A la fin du discours du premier ministre, le président du parti socialiste, Boris Vallaud a pris la parole. Dans son allocution, il a accusé le gouvernement d’avoir affaibli le pays. “En 2017, le déficit était en dessous des 3 %. Il est à plus de 5,2 % aujourd’hui. La protection sociale était excédentaire, la voici déficitaire et la dette a augmenté de 1000 milliards” a-t-il rappelé. Il a ensuite conclu sur le fait que les socialistes sont prêts à servir, et que le moment est venu pour qu’ils rentrent à Matignon.

Laurent Wauquiez, le président de la Droite républicaine, s’est dit inquiet de l’instabilité politique dans son discours. Il a aussi profité pour rappeler que les élus de droite ne vont pas composer avec les insoumis et les socialistes.
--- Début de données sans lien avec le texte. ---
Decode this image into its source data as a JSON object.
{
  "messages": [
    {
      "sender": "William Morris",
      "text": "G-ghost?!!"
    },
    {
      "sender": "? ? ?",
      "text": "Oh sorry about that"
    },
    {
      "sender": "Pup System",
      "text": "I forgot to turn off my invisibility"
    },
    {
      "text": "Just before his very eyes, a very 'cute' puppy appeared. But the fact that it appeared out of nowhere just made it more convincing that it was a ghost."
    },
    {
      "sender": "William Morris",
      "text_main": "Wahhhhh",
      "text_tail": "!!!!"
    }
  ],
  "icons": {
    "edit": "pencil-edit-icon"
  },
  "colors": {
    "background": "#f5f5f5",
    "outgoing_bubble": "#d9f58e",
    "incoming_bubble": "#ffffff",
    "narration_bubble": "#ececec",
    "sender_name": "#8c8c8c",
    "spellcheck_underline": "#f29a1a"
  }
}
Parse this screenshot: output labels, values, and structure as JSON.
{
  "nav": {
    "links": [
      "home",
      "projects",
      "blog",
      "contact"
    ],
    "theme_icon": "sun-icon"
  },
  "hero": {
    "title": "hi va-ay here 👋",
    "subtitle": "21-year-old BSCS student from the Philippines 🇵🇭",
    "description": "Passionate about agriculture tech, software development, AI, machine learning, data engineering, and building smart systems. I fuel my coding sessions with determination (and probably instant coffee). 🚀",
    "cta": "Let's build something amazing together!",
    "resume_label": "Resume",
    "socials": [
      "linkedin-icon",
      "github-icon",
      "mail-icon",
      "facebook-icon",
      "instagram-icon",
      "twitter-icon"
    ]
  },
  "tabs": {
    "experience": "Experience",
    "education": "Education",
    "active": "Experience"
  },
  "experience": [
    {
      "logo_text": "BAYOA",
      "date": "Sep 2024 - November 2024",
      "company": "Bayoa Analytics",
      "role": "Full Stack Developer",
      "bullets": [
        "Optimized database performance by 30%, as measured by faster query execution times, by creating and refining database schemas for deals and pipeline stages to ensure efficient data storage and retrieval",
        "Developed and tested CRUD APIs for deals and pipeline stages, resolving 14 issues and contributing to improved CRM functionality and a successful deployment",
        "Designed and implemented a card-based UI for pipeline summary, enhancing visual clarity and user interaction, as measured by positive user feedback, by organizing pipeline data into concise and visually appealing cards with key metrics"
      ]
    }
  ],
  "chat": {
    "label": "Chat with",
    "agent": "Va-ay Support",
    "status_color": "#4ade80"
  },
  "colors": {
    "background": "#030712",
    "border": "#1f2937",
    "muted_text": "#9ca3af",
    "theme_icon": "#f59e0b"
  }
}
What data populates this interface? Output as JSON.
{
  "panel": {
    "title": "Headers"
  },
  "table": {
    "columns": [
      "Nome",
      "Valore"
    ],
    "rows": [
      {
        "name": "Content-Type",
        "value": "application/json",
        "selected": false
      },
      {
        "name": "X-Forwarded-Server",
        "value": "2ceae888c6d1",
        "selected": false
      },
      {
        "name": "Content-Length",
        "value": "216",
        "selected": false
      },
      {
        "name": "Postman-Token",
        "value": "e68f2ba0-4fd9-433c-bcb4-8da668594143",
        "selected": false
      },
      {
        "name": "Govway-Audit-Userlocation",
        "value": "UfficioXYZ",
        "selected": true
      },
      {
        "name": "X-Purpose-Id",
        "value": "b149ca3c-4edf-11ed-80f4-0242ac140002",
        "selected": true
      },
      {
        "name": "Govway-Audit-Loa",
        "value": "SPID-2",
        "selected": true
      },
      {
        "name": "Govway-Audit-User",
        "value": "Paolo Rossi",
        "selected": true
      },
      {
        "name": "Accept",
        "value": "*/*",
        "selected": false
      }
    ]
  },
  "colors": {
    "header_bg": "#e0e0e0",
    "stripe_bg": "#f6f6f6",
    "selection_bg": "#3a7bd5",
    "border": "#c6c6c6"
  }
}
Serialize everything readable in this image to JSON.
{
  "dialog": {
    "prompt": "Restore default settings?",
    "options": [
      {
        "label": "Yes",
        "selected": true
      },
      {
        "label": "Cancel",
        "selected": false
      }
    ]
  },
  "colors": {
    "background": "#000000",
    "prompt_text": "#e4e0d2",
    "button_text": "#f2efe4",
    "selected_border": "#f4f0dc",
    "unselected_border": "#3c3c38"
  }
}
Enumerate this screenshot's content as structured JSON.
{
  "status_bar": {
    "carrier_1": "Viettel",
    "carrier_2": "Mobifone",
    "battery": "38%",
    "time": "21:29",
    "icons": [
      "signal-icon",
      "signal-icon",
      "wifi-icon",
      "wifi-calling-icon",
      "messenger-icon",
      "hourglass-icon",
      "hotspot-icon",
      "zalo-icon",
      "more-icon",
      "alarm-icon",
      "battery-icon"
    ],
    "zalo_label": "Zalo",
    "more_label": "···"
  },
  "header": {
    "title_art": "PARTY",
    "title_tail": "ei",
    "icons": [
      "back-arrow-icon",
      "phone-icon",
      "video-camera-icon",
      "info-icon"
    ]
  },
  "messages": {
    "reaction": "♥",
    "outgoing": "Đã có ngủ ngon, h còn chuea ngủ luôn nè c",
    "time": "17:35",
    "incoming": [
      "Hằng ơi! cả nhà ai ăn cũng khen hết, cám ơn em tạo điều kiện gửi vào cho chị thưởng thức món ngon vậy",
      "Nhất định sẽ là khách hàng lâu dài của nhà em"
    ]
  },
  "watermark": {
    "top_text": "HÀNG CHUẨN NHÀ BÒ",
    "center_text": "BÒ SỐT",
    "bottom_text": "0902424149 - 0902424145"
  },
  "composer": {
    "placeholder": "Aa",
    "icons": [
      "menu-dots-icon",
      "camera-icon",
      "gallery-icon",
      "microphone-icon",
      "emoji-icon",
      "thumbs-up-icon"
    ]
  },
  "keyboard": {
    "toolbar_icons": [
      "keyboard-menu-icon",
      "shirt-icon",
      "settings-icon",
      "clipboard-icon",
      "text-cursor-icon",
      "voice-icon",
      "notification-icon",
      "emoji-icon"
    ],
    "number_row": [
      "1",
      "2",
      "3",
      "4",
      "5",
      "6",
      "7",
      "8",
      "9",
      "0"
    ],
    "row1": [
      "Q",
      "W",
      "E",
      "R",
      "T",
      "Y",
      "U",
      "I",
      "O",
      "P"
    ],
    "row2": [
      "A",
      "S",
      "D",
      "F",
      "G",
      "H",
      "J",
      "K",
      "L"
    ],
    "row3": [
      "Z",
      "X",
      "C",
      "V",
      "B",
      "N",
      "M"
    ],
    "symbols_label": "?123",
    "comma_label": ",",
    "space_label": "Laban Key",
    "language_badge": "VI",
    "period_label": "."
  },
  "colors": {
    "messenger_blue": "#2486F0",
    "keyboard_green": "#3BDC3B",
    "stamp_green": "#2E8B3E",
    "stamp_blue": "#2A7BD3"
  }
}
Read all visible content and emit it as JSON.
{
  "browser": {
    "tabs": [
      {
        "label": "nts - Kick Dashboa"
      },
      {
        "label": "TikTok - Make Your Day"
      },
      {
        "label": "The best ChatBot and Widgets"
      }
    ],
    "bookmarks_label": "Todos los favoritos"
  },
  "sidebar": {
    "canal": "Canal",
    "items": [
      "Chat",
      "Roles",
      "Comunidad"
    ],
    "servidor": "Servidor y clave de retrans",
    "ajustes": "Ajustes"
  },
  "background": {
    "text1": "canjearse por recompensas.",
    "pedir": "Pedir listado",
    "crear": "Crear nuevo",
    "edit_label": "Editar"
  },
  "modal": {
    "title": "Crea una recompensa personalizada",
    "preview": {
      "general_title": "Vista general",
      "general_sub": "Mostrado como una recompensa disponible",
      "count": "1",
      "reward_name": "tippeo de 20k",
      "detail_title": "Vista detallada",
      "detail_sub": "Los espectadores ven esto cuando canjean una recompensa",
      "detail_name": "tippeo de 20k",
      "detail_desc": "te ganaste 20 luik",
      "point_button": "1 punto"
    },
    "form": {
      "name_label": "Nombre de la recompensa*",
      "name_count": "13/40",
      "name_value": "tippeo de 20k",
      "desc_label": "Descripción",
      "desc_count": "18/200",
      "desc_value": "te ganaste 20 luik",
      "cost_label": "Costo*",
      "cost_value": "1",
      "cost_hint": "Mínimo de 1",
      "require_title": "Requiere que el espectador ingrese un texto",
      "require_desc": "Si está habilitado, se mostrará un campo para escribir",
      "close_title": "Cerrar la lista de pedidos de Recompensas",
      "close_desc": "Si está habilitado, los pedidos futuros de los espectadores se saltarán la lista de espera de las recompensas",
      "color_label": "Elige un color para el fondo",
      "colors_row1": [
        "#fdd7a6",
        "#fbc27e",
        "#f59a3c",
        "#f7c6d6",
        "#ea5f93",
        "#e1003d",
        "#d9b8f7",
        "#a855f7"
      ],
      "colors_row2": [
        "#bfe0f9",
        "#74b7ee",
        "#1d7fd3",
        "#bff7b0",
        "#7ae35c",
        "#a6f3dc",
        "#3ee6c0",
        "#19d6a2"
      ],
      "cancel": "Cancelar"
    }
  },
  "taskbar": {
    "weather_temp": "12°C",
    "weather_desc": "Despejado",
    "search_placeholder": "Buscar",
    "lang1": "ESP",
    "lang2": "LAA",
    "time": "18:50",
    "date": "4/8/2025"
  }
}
Le député de Haute-Loire estime que Jean-Luc Mélenchon n’attend que le chaos. LFI représente selon lui le premier danger politique pour la France.

Pour la présidente des écologistes, Cyrielle Chatelain, le départ de François Bayrou est un soulagement. Elle a appelé à choisir dans la gauche pour une cohabitation qui suit la logique.

Marc Fesneau, le président des démocrates (MoDem) a appelé quant à lui à ne pas creuser encore plus la dette. Proche du premier ministre, il a rappelé que le combat de la dette était celui de la vie de François Bayrou. Le président des députés Horizons, Paul Christophe, a appelé à ne pas chercher une solution miracle.

Quant à Eric Ciotti, le président de l’Union des droites, il juge responsables le premier ministre et le président de l’incendie, et que par conséquent ils ne sauraient l’éteindre. “Vous n’êtes pas l’homme du redressement. Vous êtes au contraire, avec Emmanuel Macron, les artisans de la débâcle française”, a-t-il déclaré.

Marine le Pen, la présidente du Rassemblement national a tenu un discours dans lequel elle voit la fin d’un gouvernement fantôme. Pour elle, les dirigeants de droite comme de gauche sont coupables. Fidèle à leur position, la cheffe du RN a appelé le président français à dissoudre l’Assemblée nationale. Un scénario qu’elle considère comme une obligation pour éviter l’enlisement de l’Etat.

A la tribune après Marine le Pen, le président de Renaissance, Gabriel Attal, a appelé à des compromis et des convergences. Dans son discours, il prône une  union de toutes les forces républicaines.

La présidente des députés insoumis, Mathilde Panot, a appelé à la démission pure et simple d’Emmanuel Macron. Elle s’est par ailleurs félicitée de ce que son groupe n’a voté aucun budget depuis huit ans.

Après le défilé des différents leaders des partis politiques, François Bayrou a pris la parole pour y répondre. Le premier ministre a demandé aux députés de sortir de la violence et du mépris. Ensuite, il a remercié son gouvernement en évoquant neuf mois de pur bonheur.

Une défaite écrasante

Sans grande surprise, la lecture du vote a donné 364 voix contre, 194 pour et 15 abstentions. Les députés n’ont donc pas accordé leurs confiance au premier ministre désormais démissionnaire. Conformément à l’article 50 de la Constitution, il devra remettre dès demain la démission de son gouvernement au président de la république.

Ce vote aura marqué l’histoire. Pour la première fois sous la Vème république, un premier ministre perd un vote de confiance à l’assemblée nationale qu’il a lui-même provoqué. 

Dans la foulée, Emmanuel Macron a pris connaissance de la démission du gouvernement, et cherche un successeur à Bayrou. Ce qui écarte l’option de la dissolution de l’Assemblée nationale et de sa démission.